Despite repeated attempts to achieve an agreement, Cyprus remains divided to this day. In April of this year, UN-led discussions attempted to restart negotiations to reunify Cyprus but failed. The President of the Republic of Cyprus, Nicos Anastasiades, began discussions with Turkish Cypriot leader Mustafa Akinci on the island's reunification in 2015, but these were also unsuccessful. In August of this year, Ersin Tatar, the President of Northern Cyprus, spoke out against the Greek Cypriot government's intention to revoke the passports of prominent Turkish Cypriot officials. He termed the action as an "attack on the attempts to reach an agreement." 

Tatar, like many other Turkish Cypriots born after the island's independence from Britain, has a Cyprus passport but refuses to acknowledge the state south of the Green Line.
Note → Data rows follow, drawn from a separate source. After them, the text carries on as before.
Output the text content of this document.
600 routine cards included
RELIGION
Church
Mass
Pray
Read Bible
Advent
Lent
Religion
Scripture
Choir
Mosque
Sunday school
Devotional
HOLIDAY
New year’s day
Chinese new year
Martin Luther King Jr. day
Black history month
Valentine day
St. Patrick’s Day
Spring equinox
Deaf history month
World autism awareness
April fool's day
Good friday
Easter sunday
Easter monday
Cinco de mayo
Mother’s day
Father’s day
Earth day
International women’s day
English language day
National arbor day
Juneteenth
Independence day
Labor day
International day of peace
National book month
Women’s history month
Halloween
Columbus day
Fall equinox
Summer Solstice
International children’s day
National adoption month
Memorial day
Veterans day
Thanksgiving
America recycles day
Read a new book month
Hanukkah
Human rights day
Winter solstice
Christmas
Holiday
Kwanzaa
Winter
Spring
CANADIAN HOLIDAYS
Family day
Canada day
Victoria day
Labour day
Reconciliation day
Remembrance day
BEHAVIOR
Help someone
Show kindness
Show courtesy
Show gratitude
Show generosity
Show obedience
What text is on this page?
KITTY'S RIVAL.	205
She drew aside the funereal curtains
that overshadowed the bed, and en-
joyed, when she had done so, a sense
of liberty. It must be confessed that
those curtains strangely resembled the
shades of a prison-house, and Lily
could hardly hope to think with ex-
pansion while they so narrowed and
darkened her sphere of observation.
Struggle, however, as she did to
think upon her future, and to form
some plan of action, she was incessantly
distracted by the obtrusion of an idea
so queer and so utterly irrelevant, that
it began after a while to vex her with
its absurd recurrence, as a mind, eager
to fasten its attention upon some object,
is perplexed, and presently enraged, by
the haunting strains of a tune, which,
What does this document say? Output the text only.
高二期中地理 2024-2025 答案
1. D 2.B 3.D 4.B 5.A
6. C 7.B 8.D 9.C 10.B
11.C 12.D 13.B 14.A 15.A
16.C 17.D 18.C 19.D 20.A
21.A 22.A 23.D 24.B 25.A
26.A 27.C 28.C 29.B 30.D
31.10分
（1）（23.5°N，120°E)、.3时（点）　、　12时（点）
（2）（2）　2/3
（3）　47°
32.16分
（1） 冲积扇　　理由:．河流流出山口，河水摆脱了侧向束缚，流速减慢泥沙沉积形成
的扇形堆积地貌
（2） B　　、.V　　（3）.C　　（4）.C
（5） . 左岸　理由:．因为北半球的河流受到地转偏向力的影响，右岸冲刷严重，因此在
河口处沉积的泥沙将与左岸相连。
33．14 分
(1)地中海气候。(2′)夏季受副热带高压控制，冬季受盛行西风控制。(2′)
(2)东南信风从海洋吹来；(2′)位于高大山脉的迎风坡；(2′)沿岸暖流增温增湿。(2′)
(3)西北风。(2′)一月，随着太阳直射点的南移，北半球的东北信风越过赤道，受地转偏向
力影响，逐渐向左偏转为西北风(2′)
The decision by the Greek-controlled government to revoke the passports of top Turkish Cypriot officials was regarded as a reaction to Tatar's statement a month earlier that his administration would proceed with preparations to open a portion of Varosha, which used to be a bustling tourist hotspot prior to the Turkish invasion of Cyprus. 

The international community and the United Nations appears to be refocusing their attention on Cyprus. Meanwhile, the island remains in diplomatic limbo, awaiting a resolution.